4. Resumes of Personnel – Provide resumes of each consultant who will work on the project, and their respective responsibilities for this project. Include a summary of relevant experiences of each of the consultants in working on similar projects with similar agencies.
5. References – Provide a list of references for each of the consultants assigned to the project. Briefly describe the scope of the work for these references, the year completed and a contact name and phone number for each one.
Proposal Selection Criteria
Criteria by which proposals will be evaluated and compared can include: clarity of proposal and work plan, timeline, capability for establishing an effective working relationship with the client, budget and costs.
Timeline for Selecting Consultant
Indicate deadlines for submission of letters of interest and proposals, and selection of consultant.
Indicate name, address and phone number of agency contact.
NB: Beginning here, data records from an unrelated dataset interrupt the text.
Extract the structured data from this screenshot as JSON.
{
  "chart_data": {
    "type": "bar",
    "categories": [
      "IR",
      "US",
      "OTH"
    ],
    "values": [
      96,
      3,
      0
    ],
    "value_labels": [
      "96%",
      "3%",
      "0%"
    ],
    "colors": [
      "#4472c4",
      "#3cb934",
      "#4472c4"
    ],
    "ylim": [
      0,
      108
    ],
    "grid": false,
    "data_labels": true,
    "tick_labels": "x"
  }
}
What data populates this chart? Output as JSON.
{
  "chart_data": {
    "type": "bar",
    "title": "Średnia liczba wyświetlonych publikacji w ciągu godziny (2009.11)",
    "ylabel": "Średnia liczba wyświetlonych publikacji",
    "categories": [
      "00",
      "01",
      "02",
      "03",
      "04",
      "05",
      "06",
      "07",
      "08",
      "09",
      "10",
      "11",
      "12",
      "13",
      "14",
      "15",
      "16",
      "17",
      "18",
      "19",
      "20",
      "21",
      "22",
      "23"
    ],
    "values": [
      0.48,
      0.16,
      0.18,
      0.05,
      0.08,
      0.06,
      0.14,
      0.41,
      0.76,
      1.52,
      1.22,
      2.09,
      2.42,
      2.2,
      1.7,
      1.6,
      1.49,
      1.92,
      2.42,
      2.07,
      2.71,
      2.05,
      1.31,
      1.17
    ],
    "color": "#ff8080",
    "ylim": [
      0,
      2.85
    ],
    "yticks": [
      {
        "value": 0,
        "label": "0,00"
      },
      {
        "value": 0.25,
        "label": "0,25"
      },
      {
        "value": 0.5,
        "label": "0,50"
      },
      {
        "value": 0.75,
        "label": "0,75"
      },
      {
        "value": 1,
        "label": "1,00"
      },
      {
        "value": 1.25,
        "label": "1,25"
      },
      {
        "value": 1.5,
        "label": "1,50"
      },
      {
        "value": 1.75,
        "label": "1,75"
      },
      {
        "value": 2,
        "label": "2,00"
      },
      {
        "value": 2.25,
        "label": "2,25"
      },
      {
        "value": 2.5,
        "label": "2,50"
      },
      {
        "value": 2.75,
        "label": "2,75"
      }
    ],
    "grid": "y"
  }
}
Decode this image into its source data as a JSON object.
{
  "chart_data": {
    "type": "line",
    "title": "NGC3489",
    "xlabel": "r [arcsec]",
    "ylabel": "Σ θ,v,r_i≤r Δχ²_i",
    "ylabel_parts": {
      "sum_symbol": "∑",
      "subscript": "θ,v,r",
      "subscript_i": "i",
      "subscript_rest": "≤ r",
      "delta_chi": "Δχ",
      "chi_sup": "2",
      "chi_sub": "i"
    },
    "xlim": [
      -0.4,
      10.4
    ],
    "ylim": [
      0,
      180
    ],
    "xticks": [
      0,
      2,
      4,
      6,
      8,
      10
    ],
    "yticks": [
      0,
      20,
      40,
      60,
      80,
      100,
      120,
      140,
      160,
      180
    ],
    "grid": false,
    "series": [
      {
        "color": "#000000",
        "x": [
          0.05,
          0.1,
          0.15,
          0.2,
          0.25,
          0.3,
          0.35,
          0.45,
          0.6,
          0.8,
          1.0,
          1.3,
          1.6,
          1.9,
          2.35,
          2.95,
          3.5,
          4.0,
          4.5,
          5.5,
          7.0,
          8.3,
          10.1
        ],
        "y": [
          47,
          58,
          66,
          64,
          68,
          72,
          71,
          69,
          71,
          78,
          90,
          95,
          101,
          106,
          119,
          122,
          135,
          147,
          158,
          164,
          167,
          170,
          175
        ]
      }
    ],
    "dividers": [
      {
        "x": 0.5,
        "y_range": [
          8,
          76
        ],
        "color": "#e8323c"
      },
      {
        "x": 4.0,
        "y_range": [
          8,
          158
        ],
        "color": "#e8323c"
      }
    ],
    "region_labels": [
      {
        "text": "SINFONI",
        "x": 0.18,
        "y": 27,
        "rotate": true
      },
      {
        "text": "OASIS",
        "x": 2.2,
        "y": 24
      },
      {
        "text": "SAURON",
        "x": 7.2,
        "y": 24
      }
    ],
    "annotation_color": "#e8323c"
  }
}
The key is to offer as much useful information as possible so prospects can develop relevant proposals and accurate bids. At the same time, make sure your format won't require an excessive amount of time and work for the respondent. Remember that consultants are not paid for developing their proposals. If your RFP entails a huge time commitment, it may deter qualified, but busy prospects that simply don't have the time to respond. The best bet is for you to create a format that allows your prospects to answer in a two- or three-page proposal.
Also make sure your design allows for flexibility in the response, making it easier for respondents to present their ideas. And don't design the RFP with the expectation of soliciting conclusions from the consultant. The purpose of the proposal is to specify how the consultant will approach the problem.